For brevity, rewrite the recursion as$$f_k(n)=\sum_{1\leqslant i\leqslant\frac n2}\binom nif_k(i)f_k(n-i).$$Now divide it by $n!k^n$ and rewrite like this:$$\frac{f_k(n)}{n!k^n}=\frac1{n!}\sum_{1\leqslant i\leqslant\frac n2}\binom nii!(n-i)!\frac{f_k(i)}{i!k^i}\frac{f_k(n-i)}{(n-i)!k^{n-i}}.$$ It follows that for$$g_k(n):=\frac{f_k(n)}{n!k^n}$$we get$$g_k(n)=\sum_{1\leqslant i\leqslant\frac n2}g_k(i)g_k(n-i),$$and $g_k(1)=1$ (in particular $g_k(n)$ does not depend on $k$).

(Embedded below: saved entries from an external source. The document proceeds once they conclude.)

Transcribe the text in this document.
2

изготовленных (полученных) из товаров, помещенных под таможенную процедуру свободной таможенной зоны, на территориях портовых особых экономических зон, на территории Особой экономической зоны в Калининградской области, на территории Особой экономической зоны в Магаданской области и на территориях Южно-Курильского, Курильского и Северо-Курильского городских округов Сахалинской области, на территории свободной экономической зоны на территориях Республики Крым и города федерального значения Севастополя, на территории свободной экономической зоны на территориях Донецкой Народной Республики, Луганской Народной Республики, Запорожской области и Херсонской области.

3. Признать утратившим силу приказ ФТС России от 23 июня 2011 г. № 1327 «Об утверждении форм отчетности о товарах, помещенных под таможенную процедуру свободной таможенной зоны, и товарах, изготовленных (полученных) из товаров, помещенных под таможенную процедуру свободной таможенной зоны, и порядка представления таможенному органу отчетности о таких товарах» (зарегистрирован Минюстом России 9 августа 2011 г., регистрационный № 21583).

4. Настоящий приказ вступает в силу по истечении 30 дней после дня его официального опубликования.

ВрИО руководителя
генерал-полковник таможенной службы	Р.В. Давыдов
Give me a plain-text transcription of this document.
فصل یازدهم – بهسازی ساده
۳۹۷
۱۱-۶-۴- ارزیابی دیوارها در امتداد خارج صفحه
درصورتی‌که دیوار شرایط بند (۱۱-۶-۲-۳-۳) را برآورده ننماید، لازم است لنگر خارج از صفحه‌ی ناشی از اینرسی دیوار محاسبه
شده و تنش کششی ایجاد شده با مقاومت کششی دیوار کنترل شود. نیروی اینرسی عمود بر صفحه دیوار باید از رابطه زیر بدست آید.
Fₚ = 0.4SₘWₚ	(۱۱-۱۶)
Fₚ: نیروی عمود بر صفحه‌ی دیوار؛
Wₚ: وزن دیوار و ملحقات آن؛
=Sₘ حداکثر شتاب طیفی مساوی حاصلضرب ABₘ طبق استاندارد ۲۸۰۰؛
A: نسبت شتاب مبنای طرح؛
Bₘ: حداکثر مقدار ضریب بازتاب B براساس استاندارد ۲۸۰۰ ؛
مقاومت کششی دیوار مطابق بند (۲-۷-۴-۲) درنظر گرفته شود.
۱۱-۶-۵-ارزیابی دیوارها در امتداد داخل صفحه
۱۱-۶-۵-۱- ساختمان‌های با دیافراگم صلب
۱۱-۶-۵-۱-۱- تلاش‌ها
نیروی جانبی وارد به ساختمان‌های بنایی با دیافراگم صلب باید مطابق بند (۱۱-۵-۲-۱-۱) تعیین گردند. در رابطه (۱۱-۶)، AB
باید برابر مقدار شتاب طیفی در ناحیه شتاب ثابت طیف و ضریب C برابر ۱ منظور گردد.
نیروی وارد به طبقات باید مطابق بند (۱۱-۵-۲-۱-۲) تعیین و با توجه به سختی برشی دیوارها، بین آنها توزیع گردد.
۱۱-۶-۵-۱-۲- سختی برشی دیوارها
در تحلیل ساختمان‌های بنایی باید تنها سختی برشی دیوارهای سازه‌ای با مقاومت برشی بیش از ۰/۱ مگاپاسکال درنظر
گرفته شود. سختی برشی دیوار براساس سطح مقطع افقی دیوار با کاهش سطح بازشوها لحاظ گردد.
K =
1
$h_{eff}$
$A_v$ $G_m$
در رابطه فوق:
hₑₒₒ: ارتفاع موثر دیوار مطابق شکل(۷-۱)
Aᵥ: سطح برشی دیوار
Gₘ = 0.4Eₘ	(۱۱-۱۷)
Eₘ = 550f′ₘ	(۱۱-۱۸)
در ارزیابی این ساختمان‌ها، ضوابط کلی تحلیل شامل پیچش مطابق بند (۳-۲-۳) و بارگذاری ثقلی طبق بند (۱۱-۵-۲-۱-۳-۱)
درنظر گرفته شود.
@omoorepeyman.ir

This is the recursion for A000992 (number of (unlabeled, rooted) ordered trees on $n-1$ vertices in which all outdegrees are $\leqslant2$ and, for each vertex of outdegree $2$, the sizes of its two subtrees are weakly increasing left to right ($n\geqslant2$)). That page contains some information about these numbers.